GPTWU workers give Govt 1-week ultimatum for pension payout

The Guyana Postal and Telecommunications Workers Unions (GPTWU) has given the Guyana Government a one-week ultimatum to resolve the decades-old issue regarding the payment of pension to retired workers of the Guyana Telecommunications Corporation (GTC) and the Guyana Telephone and Telegraph Company Limited (GTT).
When the GTC was privatised in 1990, the workers who stayed on under GTT were promised that they would be paid their benefits when they retired from the telecommunications giant – an Atlantic Tele-Network (ATN) majority-owned company – as if they were in the public service.
However, those former GTC/GTT workers who retired after years of service under

President of GPTWU Harold Shephard surrounded by GTC/GTT pensioners at Wednesday’s press conference

both companies are still trying to get their correct outstanding entitlement.
As such, during a press briefing on Wednesday, they called on Government to take actions immediately to resolve the matter, threatening to move to the court if nothing is done.
“We’re giving the Minister of Finance and the Government of Guyana, an opportunity once more to have dialogue with the union to address this issue. [But] we’re not prepared to wait indefinitely… we’re prepared to take the necessary actions to ensure that this issue is resolved… We expect at least a call from some senior official within the next week or so for us to sit down and have dialogue… if not we will seek legal advice and if we have to protest, we’ll protest,” President of GPTWU, Harold Shepherd asserted.
One of the things the union is looking forward to from Government is the establishment of a special committee in accordance with a 2014 recommendation, which the union believes is the way forward in resolving the issue.
“We would like to ask the President to appoint, as was recommended in 2014, a Special Select Committee to bring about a resolution to this long outstanding issue. We have been languishing approximately two decades and [it] is our opinion that this resolution is not for the Minister of Finance [Winston Jordan] or the Ministry, it lies in a special select committee,” retired worker Lennox Skeete said.
He added too that they would also recommend that Foreign Affairs Minister Carl Greenidge and Commissioner General of the Guyana Revenue Authority (GRA) Godfrey Statia be included in that committee “because of their involvement with this pension issue some years ago”.

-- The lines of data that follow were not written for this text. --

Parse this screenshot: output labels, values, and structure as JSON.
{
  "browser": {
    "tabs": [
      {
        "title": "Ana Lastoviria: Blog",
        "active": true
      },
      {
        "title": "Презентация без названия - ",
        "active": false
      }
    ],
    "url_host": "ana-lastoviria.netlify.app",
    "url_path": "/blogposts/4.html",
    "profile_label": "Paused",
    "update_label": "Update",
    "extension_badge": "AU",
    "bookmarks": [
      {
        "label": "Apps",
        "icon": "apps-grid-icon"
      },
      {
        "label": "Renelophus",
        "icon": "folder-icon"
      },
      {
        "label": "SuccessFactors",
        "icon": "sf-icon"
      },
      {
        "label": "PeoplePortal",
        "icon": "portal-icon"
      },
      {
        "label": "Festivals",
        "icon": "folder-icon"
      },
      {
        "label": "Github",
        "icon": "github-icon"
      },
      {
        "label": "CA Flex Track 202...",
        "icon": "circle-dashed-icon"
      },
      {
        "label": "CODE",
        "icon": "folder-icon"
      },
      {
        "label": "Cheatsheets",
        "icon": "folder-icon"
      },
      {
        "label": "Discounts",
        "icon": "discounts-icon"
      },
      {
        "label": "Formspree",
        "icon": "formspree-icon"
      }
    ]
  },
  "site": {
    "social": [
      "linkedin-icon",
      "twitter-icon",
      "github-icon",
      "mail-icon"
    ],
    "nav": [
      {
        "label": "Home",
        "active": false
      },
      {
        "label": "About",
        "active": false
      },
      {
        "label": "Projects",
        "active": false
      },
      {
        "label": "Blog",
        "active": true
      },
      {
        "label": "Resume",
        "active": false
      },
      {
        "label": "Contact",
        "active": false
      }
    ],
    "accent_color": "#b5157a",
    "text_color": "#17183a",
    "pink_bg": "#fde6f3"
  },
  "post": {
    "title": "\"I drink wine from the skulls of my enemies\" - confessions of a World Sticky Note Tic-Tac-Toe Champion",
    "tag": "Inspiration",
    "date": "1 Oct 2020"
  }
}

Documents shared with the media revealed a correspondence from the Privatisation Unit to the Finance Ministry back in 2000 detailing excerpts from the 1990 sale agreement which states: “…You will be continued in employment with GT&T and your service will be treated as continuous and unbroken and other conditions of service will not be less favourable than what you presently enjoy. You are guaranteed employment with GT&T for a period of eighteen (18) months, subject, of course, to the right of the management to dismiss or discharge you for cause. These amounts will become due and payable to you when you finally retire from the service of GT&T, or your employment with GT&T is terminated, in circumstances in which, had you been employed in the Public Service, you would be entitled to Pension and Gratuity under Section 8 of the said Act. The liability to pay the above benefits, when they become due and payable will be transferred to the Government in the Ministry of Finance.”
However, over the years, GTC/GTT pensioners received a mere $22,000 instead of a minimum of $90,000 or a maximum of $700,000 in accordance with their last salary base. According to the pensioners, although the Finance Ministry had adjusted the rates back in 2017, it was still inadequate to what they are actually entitled to.

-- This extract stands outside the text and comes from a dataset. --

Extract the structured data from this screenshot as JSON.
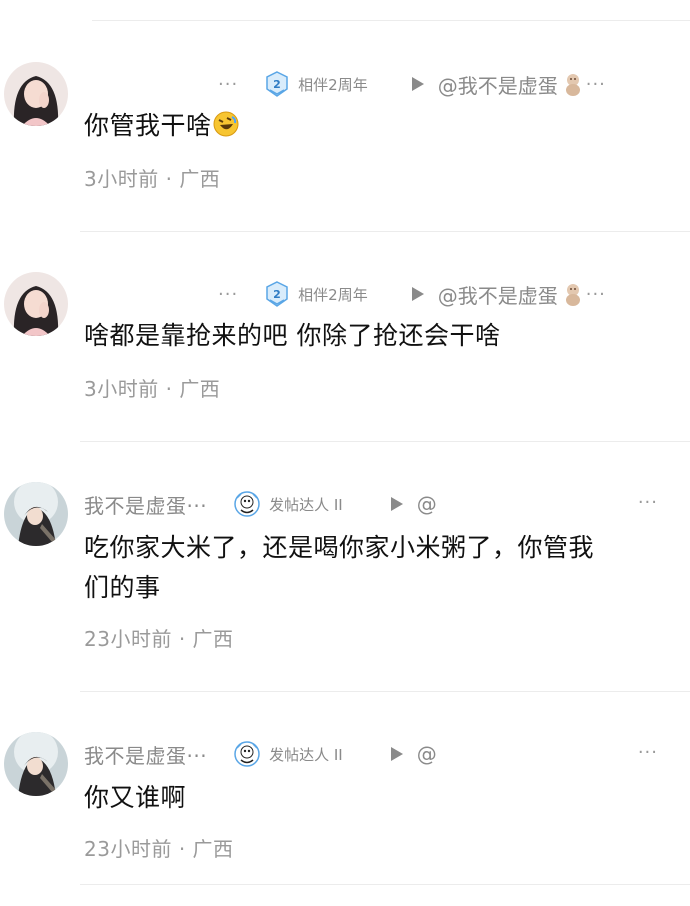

Furthermore, the retired workers also called out Finance Minister Winston Jordan over comments he made, claiming that the matter has been resolved.
Insisting that this was not the case, another pensioner, David Wallace, challenged the Finance Ministry to proffer proof that the matter was resolved. Wallace further called the utterance of the Minister “disrespectful, untrue and insulting”. He noted that it is the retired workers who are suffering.
“There are people within the Government who knows what is taking place and it is our perception that the Ministry of Finance does not have the knowledge and skill to look at this matter, and because of this we are suffering,” Wallace asserted.
The GPTWU also revealed that they had written to President David Granger back in November 2018, appealing for his intervention to have the matter resolved. In December, Public Affairs Minister Dawn Hastings-Williams acknowledged receipt of the letter, informing the union that the President asked that the letter be forwarded to the Finance Minister “for action”.